# 4 to 5 lug conversion



## MrRad (Feb 7, 2003)

i read on how to change the s13 to 5 lug but does anyone know if you can just change the hub??can the s14 se hub be pressed into the s13 knuckle.. i know jspec has a 5 hub lug set $400a pair but i am lookng for the cheaper alternative any info would be great.... i know the dealer has the hubs for under $120...


----------



## Pacman (Feb 25, 2003)

It won't fit right. If you do, you may be endangering yourself and others.


----------



## Guest (Mar 31, 2003)

*4-5 lug*

not sure, but i think you can pull a 4-5 lug conversion of a 300zx. Not too sure tho, but check it out.


----------



## dono200sx (May 2, 2002)

I'm just raising a question here... not sure if possible/practical. Could you not just replace the axles from say and S14 and put it on an S13? I.E.: if I found an S14 in a junkyard that is trashed but axles still in good condition. Would the dimensional properties still fit from the S14 into the S13?
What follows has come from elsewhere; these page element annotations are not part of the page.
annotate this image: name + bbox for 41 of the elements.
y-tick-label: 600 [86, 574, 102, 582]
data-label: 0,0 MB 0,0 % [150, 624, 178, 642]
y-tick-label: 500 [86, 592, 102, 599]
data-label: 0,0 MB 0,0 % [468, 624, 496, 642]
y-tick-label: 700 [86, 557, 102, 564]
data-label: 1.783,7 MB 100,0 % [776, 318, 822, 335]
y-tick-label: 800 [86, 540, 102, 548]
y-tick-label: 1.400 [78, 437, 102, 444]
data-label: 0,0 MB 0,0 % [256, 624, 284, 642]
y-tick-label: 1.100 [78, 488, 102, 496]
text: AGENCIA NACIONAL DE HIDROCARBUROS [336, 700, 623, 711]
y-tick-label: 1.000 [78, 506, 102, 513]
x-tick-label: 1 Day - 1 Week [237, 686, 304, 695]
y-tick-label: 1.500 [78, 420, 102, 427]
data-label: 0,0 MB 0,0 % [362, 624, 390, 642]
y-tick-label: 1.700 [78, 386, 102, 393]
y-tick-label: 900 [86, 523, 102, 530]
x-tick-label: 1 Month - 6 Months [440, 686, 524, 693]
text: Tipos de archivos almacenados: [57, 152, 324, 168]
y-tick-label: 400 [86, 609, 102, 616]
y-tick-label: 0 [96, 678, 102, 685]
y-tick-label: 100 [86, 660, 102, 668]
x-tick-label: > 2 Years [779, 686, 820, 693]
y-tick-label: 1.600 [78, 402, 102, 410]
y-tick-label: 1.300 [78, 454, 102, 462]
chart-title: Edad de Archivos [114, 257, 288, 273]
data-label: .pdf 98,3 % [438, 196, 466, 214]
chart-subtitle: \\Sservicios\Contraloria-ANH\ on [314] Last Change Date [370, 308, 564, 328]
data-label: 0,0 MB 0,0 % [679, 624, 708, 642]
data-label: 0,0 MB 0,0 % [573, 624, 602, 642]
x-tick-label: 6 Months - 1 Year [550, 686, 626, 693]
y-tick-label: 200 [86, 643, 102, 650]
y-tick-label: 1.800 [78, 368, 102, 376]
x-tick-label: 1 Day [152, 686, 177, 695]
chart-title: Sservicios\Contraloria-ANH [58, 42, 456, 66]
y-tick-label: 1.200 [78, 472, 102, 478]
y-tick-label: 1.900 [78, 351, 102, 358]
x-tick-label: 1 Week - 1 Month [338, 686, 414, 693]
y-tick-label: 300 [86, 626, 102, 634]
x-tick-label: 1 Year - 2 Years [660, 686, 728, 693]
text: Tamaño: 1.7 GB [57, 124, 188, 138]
This question is about terminology: Would a "spindle" be the same as the "hub"? I've heard it said that all that has to be done is take an S14 "spindle" and replace the S13 "spindle" with the S14's.


----------



## bizzy b (Apr 13, 2003)

first, no, the 4-5 conversion requires the spindle. this also requires the s13 ball joint, which you have to get new, since it doesn't come off. to dono200sx, no a spindle is not the same as a hub. the spindle is the part of the suspension that the hub attaches to and spins around.


----------